Gremium Motorcycle Club is a German outlaw motorcycle club. Gremium claims to be the largest German motorcycle club since the patchover of the also formerly Mannheim-based German chapters of the Bones MC to the Hells Angels MC in 1999, with 73 full chapters in Germany, 71 chapters in other European countries, several associate chapters (Bad 7 MC support club) in Germany, and a prospect chapter opened by German expatriates in Pattaya, Thailand in 2007. The club was established in 1972 in Mannheim.

The club colors are black and white, on the back patch appears the word "GREMIUM" and the name of the country with a fist rising through clouds. Often, the terms "Black Seven" and the number 7 are used: the word "Gremium" consists of seven letters, and "G" is the seventh letter in the alphabet.

==Criminal investigations and sanctions==
The society as a whole was prohibited on 10 November 1988 by the Ministry of the Interior of Baden-Württemberg as a criminal organization.

At the time of confrontation with the Mannheim judiciary, the bylaws were closely based on the Mannheim Studentenverbindung (student society or fraternity) "Hermunduria" in which the then President Michael "Mike" Heyer had been a member as a law student. Unaware of its origins, the prosecutor made accusations regarding forming a criminal association in addition to other offences. In subsequent criminal proceedings ordered by the District Court of Mannheim, the prosecution accused certain members of the club of crimes. The prosecutor, whose club informant turned out to be unreliable in court, had the charge of forming a criminal organization then fail.

On 16 January 1992, the club ban was lifted by the Administrative Court of Baden-Württemberg.
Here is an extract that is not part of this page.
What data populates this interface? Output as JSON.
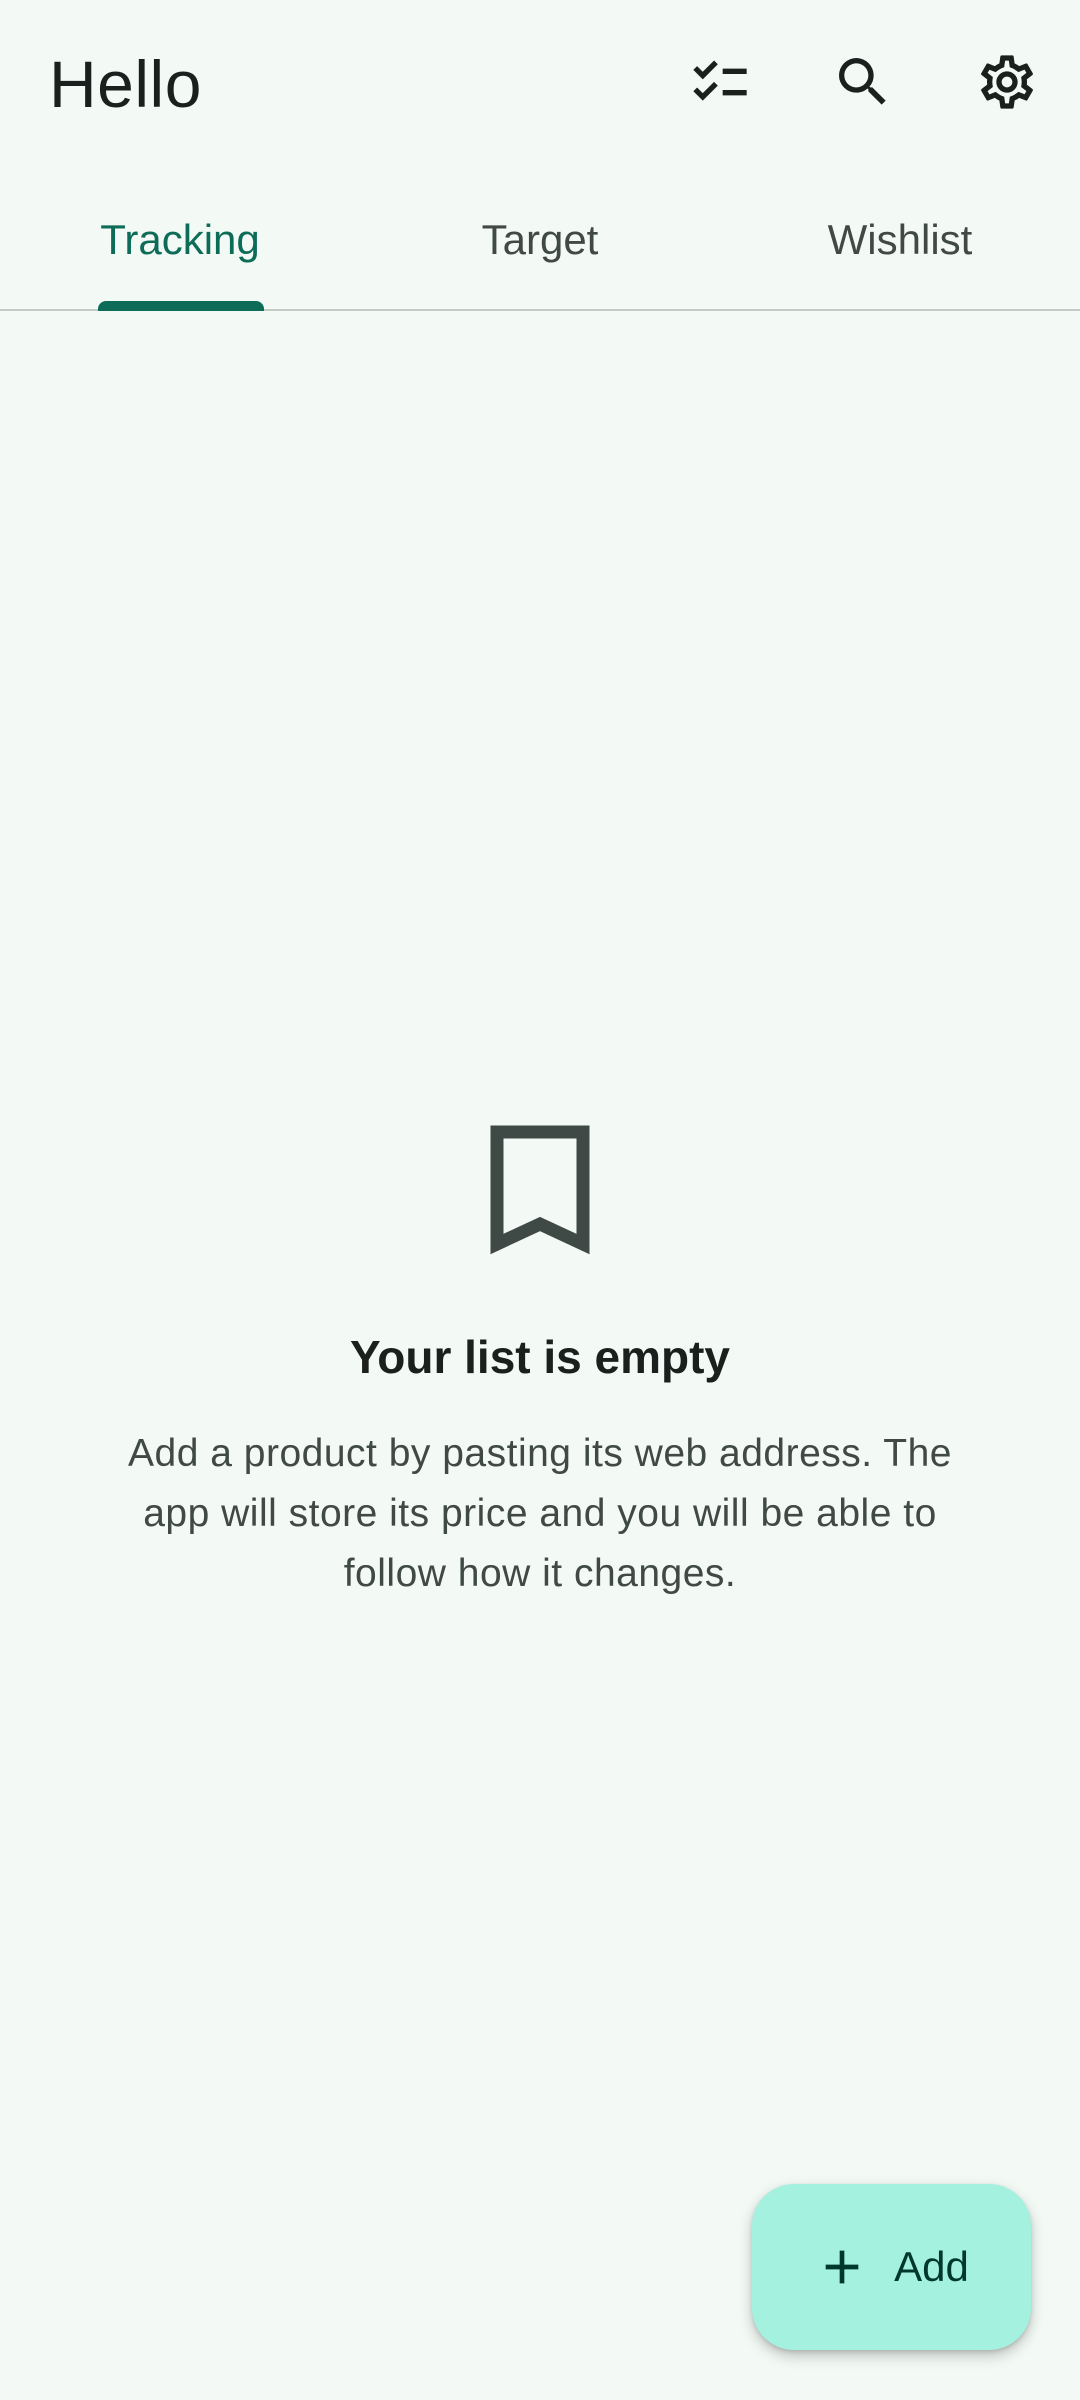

Despite appropriate investigative efforts of the authorities, since it came only to convictions of individual members only and not as a renewed accusation against such a club.

Gremium is regularly listed among other large motorcycle clubs, for example in the Annual Report on the Protection of the Constitution on Bavaria. In these reports, the body, with other mentioned motorcycle clubs associated with it, is associated with human trafficking, illegal prostitution, drug and/or weapons trafficking and organized crime. According to the German Federal Criminal Police Office in 2010, there were five organized crime investigation with respect to Gremium.

==Racing sponsorship==
Gremium is a sponsor of the Black 7 Racing Team top fuel dragbike, along with more traditional corporate sponsors such as DeWalt Tools.